Currently, Carrefour, with 22 stores, most in the Buenos Aires region, is the largest operator of hypermarkets in the country.
The emphasis on service is built into the format of Carrefour's recently opened units, the newest of which debuted in September.
The typically 80,000-square-foot stores have between 60 and 70 checkouts. All the checkouts are rarely in use at the same time, perhaps only three or four weekends a year. Carrefour built in the oversupply so customers "will never have to wait" to pay for their purchases, according to a company spokesman.
The stores also have in each department a category expert available to answer customer questions and promote products. The experts appear as eager to consult with an elderly man about laundry detergent as to display their thorough knowledge of the products in a store's cosmetics aisle.
Along with the in-house experts, manufacturers representatives are also frequently on hand to promote their employers' products.
As a result, customers should have no trouble finding someone to answer their questions. At any given time, there are approximately 130 Carrefour employees (out of a total store workforce of 400) and roughly 100 manufacturers reps available to assist shoppers.

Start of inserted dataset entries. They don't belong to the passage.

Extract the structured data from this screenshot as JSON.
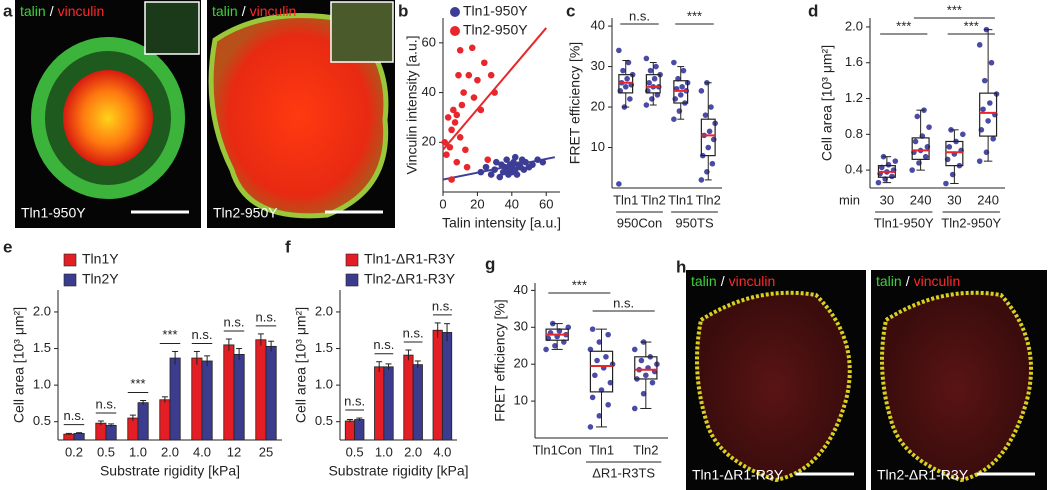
{
  "chart_data": [
    {
      "type": "scatter",
      "panel": "b",
      "xlabel": "Talin intensity [a.u.]",
      "ylabel": "Vinculin intensity [a.u.]",
      "xlim": [
        0,
        68
      ],
      "ylim": [
        0,
        70
      ],
      "xticks": [
        0,
        20,
        40,
        60
      ],
      "yticks": [
        20,
        40,
        60
      ],
      "legend": "top-left",
      "series": [
        {
          "name": "Tln1-950Y",
          "color": "#3d3d96",
          "x": [
            22,
            25,
            28,
            30,
            31,
            33,
            34,
            35,
            36,
            37,
            38,
            38,
            39,
            40,
            40,
            41,
            42,
            42,
            43,
            44,
            45,
            46,
            47,
            48,
            50,
            52,
            55,
            58
          ],
          "y": [
            8,
            10,
            7,
            9,
            12,
            6,
            11,
            8,
            10,
            13,
            7,
            9,
            11,
            8,
            10,
            12,
            9,
            14,
            7,
            11,
            10,
            13,
            9,
            12,
            10,
            11,
            13,
            12
          ],
          "fit": {
            "x": [
              0,
              65
            ],
            "y": [
              5,
              14
            ]
          }
        },
        {
          "name": "Tln2-950Y",
          "color": "#e8262b",
          "x": [
            1,
            2,
            3,
            4,
            5,
            5,
            6,
            7,
            8,
            8,
            9,
            10,
            10,
            11,
            12,
            13,
            14,
            15,
            17,
            18,
            20,
            22,
            24,
            26,
            28,
            30
          ],
          "y": [
            20,
            15,
            30,
            18,
            5,
            25,
            33,
            28,
            31,
            12,
            47,
            22,
            57,
            35,
            40,
            17,
            10,
            47,
            58,
            38,
            45,
            33,
            52,
            13,
            47,
            40
          ],
          "fit": {
            "x": [
              0,
              60
            ],
            "y": [
              17,
              66
            ]
          }
        }
      ]
    },
    {
      "type": "box",
      "panel": "c",
      "ylabel": "FRET efficiency [%]",
      "ylim": [
        0,
        42
      ],
      "yticks": [
        10,
        20,
        30,
        40
      ],
      "point_color": "#4b4ba6",
      "median_color": "#e8262b",
      "groups": [
        {
          "name": "950Con",
          "categories": [
            "Tln1",
            "Tln2"
          ]
        },
        {
          "name": "950TS",
          "categories": [
            "Tln1",
            "Tln2"
          ]
        }
      ],
      "boxes": [
        {
          "whisker_low": 20,
          "q1": 23.5,
          "median": 26,
          "q3": 28,
          "whisker_high": 31.5,
          "points": [
            1,
            20,
            22,
            24,
            25,
            25.5,
            26,
            27,
            28,
            29,
            31,
            34
          ]
        },
        {
          "whisker_low": 20.5,
          "q1": 23.5,
          "median": 25,
          "q3": 28,
          "whisker_high": 31,
          "points": [
            20.5,
            22,
            23,
            24,
            25,
            25,
            26,
            27,
            28,
            29,
            30,
            32
          ]
        },
        {
          "whisker_low": 17,
          "q1": 21,
          "median": 24,
          "q3": 26.5,
          "whisker_high": 30,
          "points": [
            17,
            19,
            21,
            22,
            23,
            24,
            24.5,
            25,
            26,
            27,
            29,
            31
          ]
        },
        {
          "whisker_low": 2,
          "q1": 8,
          "median": 13,
          "q3": 17,
          "whisker_high": 26,
          "points": [
            2,
            4,
            6,
            8,
            10,
            12,
            13,
            14,
            16,
            18,
            20,
            24,
            26
          ]
        }
      ],
      "annotations": [
        "n.s.",
        "***"
      ]
    },
    {
      "type": "box",
      "panel": "d",
      "ylabel": "Cell area [10³ μm²]",
      "x_prefix": "min",
      "ylim": [
        0.2,
        2.1
      ],
      "yticks": [
        0.4,
        0.8,
        1.2,
        1.6,
        {
          "value": 2,
          "label": "2.0"
        }
      ],
      "point_color": "#4b4ba6",
      "median_color": "#e8262b",
      "groups": [
        {
          "name": "Tln1-950Y",
          "categories": [
            "30",
            "240"
          ]
        },
        {
          "name": "Tln2-950Y",
          "categories": [
            "30",
            "240"
          ]
        }
      ],
      "boxes": [
        {
          "whisker_low": 0.26,
          "q1": 0.32,
          "median": 0.38,
          "q3": 0.45,
          "whisker_high": 0.55,
          "points": [
            0.26,
            0.3,
            0.33,
            0.36,
            0.38,
            0.4,
            0.43,
            0.46,
            0.5,
            0.55
          ]
        },
        {
          "whisker_low": 0.4,
          "q1": 0.52,
          "median": 0.62,
          "q3": 0.76,
          "whisker_high": 1.07,
          "points": [
            0.4,
            0.48,
            0.55,
            0.6,
            0.62,
            0.66,
            0.72,
            0.78,
            0.88,
            1.0,
            1.07
          ]
        },
        {
          "whisker_low": 0.25,
          "q1": 0.45,
          "median": 0.6,
          "q3": 0.72,
          "whisker_high": 0.85,
          "points": [
            0.25,
            0.35,
            0.45,
            0.52,
            0.58,
            0.62,
            0.66,
            0.72,
            0.8,
            0.85
          ]
        },
        {
          "whisker_low": 0.5,
          "q1": 0.78,
          "median": 1.04,
          "q3": 1.26,
          "whisker_high": 1.97,
          "points": [
            0.5,
            0.6,
            0.75,
            0.85,
            0.95,
            1.02,
            1.08,
            1.15,
            1.25,
            1.4,
            1.6,
            1.8,
            1.97
          ]
        }
      ],
      "annotations": [
        "***",
        "***",
        "***"
      ]
    },
    {
      "type": "bar",
      "panel": "e",
      "ylabel": "Cell area [10³ μm²]",
      "xlabel": "Substrate rigidity [kPa]",
      "ylim": [
        0.25,
        2.3
      ],
      "yticks": [
        0.5,
        {
          "value": 1,
          "label": "1.0"
        },
        1.5,
        {
          "value": 2,
          "label": "2.0"
        }
      ],
      "legend": "top-left",
      "categories": [
        "0.2",
        "0.5",
        "1.0",
        "2.0",
        "4.0",
        "12",
        "25"
      ],
      "series": [
        {
          "name": "Tln1Y",
          "color": "#e31e24",
          "values": [
            0.33,
            0.48,
            0.55,
            0.8,
            1.37,
            1.55,
            1.62
          ],
          "errors": [
            0.01,
            0.03,
            0.04,
            0.04,
            0.09,
            0.08,
            0.08
          ]
        },
        {
          "name": "Tln2Y",
          "color": "#3c3c8f",
          "values": [
            0.34,
            0.45,
            0.76,
            1.37,
            1.33,
            1.42,
            1.53
          ],
          "errors": [
            0.01,
            0.02,
            0.03,
            0.09,
            0.07,
            0.08,
            0.07
          ]
        }
      ],
      "annotations": [
        "n.s.",
        "n.s.",
        "***",
        "***",
        "n.s.",
        "n.s.",
        "n.s."
      ]
    },
    {
      "type": "bar",
      "panel": "f",
      "ylabel": "Cell area [10³ μm²]",
      "xlabel": "Substrate rigidity [kPa]",
      "ylim": [
        0.25,
        2.3
      ],
      "yticks": [
        0.5,
        {
          "value": 1,
          "label": "1.0"
        },
        1.5,
        {
          "value": 2,
          "label": "2.0"
        }
      ],
      "legend": "top-left",
      "categories": [
        "0.5",
        "1.0",
        "2.0",
        "4.0"
      ],
      "series": [
        {
          "name": "Tln1-ΔR1-R3Y",
          "color": "#e31e24",
          "values": [
            0.51,
            1.25,
            1.41,
            1.75
          ],
          "errors": [
            0.02,
            0.07,
            0.07,
            0.1
          ]
        },
        {
          "name": "Tln2-ΔR1-R3Y",
          "color": "#3c3c8f",
          "values": [
            0.53,
            1.25,
            1.28,
            1.72
          ],
          "errors": [
            0.02,
            0.04,
            0.05,
            0.12
          ]
        }
      ],
      "annotations": [
        "n.s.",
        "n.s.",
        "n.s.",
        "n.s."
      ]
    },
    {
      "type": "box",
      "panel": "g",
      "ylabel": "FRET efficiency [%]",
      "ylim": [
        0,
        42
      ],
      "yticks": [
        10,
        20,
        30,
        40
      ],
      "point_color": "#4b4ba6",
      "median_color": "#e8262b",
      "groups": [
        {
          "name": null,
          "categories": [
            "Tln1Con"
          ]
        },
        {
          "name": "ΔR1-R3TS",
          "categories": [
            "Tln1",
            "Tln2"
          ]
        }
      ],
      "boxes": [
        {
          "whisker_low": 24,
          "q1": 26.5,
          "median": 28,
          "q3": 29.5,
          "whisker_high": 31,
          "points": [
            24,
            25,
            26,
            27,
            27.5,
            28,
            28.5,
            29,
            30,
            31
          ]
        },
        {
          "whisker_low": 3,
          "q1": 12.5,
          "median": 19.5,
          "q3": 23.5,
          "whisker_high": 29.5,
          "points": [
            3,
            6,
            9,
            11,
            13,
            15,
            17,
            19,
            20,
            21,
            22,
            24,
            26,
            28,
            29.5
          ]
        },
        {
          "whisker_low": 8,
          "q1": 16,
          "median": 18.5,
          "q3": 22,
          "whisker_high": 26,
          "points": [
            8,
            12,
            15,
            16,
            17,
            18,
            18.5,
            19,
            20,
            21,
            22,
            24,
            26
          ]
        }
      ],
      "annotations": [
        "***",
        "n.s."
      ]
    }
  ],
  "images": [
    {
      "panel": "a",
      "stain": [
        "talin",
        "/",
        "vinculin"
      ],
      "cells": [
        {
          "label": "Tln1-950Y"
        },
        {
          "label": "Tln2-950Y"
        }
      ]
    },
    {
      "panel": "h",
      "stain": [
        "talin",
        "/",
        "vinculin"
      ],
      "cells": [
        {
          "label": "Tln1-ΔR1-R3Y"
        },
        {
          "label": "Tln2-ΔR1-R3Y"
        }
      ]
    }
  ]
}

Other international food retailers expanding their presence in Argentina include Wal-Mart Stores, Bentonville, Ark., France-based Auchan and several Chilean supermarket companies.
A Carrefour spokesman said the company is not worried about Wal-Mart's arrival and growth in Argentina. He said his company and Wal-Mart do not really compete for the same customers, with Carrefour attracting more upscale shoppers and Wal-Mart drawing on a more price-conscious market.

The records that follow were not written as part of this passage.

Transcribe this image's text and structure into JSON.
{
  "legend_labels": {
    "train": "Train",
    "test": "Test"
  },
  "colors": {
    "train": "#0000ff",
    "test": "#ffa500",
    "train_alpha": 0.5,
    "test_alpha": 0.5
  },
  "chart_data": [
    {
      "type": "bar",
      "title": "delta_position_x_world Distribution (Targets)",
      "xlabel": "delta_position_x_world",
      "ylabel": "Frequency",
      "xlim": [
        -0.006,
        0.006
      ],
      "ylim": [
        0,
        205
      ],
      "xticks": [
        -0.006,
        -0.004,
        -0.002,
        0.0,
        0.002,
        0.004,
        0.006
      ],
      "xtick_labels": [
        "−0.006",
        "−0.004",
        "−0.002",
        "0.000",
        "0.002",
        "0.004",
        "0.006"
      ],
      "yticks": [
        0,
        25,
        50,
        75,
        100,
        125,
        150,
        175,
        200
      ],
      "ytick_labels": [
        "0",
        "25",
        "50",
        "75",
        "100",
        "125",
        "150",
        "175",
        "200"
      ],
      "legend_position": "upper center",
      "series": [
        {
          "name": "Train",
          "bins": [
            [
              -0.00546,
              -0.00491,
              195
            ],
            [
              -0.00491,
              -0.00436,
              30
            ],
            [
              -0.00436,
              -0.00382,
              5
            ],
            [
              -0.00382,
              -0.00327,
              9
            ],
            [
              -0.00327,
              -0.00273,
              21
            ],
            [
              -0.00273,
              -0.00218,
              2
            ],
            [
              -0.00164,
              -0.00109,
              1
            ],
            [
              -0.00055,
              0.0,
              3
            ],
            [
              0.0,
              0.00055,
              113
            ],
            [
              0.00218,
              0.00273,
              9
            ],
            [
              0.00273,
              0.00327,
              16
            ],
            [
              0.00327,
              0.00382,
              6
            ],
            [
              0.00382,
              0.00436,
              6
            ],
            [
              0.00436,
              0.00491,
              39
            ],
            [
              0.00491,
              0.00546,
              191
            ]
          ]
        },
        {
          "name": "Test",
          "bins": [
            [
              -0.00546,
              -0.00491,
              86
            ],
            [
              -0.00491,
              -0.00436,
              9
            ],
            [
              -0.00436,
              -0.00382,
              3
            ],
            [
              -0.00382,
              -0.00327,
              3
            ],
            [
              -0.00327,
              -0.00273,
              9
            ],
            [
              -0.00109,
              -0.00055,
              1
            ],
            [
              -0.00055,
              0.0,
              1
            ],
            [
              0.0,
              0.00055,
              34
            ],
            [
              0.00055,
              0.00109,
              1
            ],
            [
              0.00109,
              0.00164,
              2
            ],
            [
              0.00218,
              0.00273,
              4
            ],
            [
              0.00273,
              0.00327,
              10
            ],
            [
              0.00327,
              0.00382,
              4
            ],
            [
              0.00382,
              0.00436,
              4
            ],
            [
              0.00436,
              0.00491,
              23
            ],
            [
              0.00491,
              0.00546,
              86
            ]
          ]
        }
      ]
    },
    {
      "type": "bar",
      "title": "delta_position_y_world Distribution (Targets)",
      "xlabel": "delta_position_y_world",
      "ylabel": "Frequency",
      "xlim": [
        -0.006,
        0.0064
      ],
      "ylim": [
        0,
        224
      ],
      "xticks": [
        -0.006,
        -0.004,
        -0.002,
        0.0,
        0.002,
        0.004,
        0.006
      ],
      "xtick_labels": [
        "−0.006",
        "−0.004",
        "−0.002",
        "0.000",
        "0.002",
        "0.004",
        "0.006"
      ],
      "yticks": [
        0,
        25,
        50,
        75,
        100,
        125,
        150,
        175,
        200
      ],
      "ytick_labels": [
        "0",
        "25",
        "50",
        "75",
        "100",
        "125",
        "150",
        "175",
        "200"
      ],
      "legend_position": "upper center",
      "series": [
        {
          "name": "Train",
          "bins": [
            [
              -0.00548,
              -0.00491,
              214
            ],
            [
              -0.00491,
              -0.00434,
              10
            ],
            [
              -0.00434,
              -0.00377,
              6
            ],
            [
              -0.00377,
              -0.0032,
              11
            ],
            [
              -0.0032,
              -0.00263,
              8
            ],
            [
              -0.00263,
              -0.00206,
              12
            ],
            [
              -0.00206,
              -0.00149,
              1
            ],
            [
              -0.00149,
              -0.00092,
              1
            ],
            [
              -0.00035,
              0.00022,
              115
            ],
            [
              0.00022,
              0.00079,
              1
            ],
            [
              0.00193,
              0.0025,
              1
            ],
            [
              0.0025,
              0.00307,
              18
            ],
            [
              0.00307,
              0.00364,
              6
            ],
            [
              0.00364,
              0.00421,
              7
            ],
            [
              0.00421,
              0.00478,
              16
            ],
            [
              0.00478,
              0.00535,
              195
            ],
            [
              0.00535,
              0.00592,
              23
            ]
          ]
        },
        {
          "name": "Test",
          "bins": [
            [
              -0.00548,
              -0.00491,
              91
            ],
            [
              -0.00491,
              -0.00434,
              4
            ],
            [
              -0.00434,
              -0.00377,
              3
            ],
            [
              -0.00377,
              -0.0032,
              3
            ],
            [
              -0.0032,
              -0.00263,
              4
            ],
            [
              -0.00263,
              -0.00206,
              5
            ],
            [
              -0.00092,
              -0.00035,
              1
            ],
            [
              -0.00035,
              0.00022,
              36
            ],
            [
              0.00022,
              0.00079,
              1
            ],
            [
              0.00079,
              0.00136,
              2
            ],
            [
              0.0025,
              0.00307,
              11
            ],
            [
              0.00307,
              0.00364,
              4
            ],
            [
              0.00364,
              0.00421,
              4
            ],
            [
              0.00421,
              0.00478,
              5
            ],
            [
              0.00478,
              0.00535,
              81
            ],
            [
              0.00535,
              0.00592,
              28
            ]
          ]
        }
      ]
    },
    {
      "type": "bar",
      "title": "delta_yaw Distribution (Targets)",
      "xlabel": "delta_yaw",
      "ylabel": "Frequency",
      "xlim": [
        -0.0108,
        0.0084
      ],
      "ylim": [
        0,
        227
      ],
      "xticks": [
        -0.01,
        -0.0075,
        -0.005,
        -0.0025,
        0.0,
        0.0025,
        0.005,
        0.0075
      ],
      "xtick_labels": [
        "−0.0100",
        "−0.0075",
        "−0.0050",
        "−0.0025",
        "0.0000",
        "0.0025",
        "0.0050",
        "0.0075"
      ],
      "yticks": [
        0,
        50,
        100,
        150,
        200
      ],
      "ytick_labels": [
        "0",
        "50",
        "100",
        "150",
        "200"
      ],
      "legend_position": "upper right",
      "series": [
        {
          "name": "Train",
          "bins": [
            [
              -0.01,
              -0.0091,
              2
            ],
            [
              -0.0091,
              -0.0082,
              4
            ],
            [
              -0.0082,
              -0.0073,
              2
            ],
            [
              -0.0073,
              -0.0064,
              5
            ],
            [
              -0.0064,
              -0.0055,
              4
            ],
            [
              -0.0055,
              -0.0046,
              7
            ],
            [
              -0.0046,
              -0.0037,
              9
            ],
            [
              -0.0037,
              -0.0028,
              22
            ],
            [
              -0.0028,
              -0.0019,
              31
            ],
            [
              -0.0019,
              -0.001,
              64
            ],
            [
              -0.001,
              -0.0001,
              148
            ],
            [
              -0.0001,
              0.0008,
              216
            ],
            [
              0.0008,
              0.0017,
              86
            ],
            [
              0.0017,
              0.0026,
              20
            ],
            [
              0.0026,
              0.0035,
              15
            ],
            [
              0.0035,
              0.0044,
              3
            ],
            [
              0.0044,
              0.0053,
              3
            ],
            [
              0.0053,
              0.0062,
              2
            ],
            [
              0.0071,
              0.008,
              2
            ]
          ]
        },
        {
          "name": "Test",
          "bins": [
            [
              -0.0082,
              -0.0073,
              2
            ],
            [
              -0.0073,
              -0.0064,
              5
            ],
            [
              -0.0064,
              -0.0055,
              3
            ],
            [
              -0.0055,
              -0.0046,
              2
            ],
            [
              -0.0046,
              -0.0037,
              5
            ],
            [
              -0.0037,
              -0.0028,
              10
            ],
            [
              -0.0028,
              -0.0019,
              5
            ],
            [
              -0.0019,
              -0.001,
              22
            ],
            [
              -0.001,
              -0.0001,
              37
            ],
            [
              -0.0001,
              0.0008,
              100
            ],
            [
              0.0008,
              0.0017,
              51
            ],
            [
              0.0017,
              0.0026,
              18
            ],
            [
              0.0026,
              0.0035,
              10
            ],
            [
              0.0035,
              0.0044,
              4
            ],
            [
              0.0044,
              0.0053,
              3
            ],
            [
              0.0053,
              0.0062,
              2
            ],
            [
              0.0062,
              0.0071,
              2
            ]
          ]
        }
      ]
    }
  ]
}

Domestic food retailers, who have been selling to the price-conscious market, are also using customer service to hold on to their shoppers.

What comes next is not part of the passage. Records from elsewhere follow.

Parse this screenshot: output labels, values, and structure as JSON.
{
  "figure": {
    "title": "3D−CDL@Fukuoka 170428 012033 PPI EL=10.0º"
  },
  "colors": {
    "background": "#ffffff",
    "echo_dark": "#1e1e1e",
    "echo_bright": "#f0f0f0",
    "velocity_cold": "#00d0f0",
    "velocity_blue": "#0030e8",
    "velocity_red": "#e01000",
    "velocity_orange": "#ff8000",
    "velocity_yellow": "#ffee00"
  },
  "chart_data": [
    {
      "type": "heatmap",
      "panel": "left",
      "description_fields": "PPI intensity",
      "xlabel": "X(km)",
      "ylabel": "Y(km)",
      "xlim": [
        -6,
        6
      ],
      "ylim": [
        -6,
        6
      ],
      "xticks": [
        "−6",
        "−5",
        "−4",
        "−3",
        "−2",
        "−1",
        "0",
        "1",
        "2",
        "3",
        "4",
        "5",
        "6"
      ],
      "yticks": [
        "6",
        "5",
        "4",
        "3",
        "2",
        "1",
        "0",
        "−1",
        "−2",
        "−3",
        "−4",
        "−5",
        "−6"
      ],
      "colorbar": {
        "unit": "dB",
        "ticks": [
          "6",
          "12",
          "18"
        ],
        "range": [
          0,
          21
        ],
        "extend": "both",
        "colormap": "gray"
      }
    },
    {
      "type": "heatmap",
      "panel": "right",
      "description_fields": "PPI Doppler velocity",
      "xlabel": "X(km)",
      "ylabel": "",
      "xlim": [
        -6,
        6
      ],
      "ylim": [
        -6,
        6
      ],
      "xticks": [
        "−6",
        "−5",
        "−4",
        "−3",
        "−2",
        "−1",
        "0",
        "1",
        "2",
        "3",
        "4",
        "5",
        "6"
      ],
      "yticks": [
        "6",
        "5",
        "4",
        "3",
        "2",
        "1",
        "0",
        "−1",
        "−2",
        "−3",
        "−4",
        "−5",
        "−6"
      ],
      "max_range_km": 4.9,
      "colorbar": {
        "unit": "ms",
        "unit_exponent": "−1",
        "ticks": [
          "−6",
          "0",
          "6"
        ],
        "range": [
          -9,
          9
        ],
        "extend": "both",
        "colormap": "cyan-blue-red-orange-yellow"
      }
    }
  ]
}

Coto, which began as a family-owned butcher shop in 1970 and has grown into one of Argentina's largest supermarket chains, and is still family-owned, features one of the more distinctive services: a day care center with a high-tech security system for shoppers' children.
When parents drop off their children, digital photographs of the kids are taken. The parents get a card with the photo on one side, a bar code on the other. To retrieve a child, the photo must match the appearance of the actual kid, and the bar code must match the one on a wrist tag the children wear while in the center.
The center also has a video camera broadcasting live to monitors throughout the store, so parents can keep track of their kids even while shopping.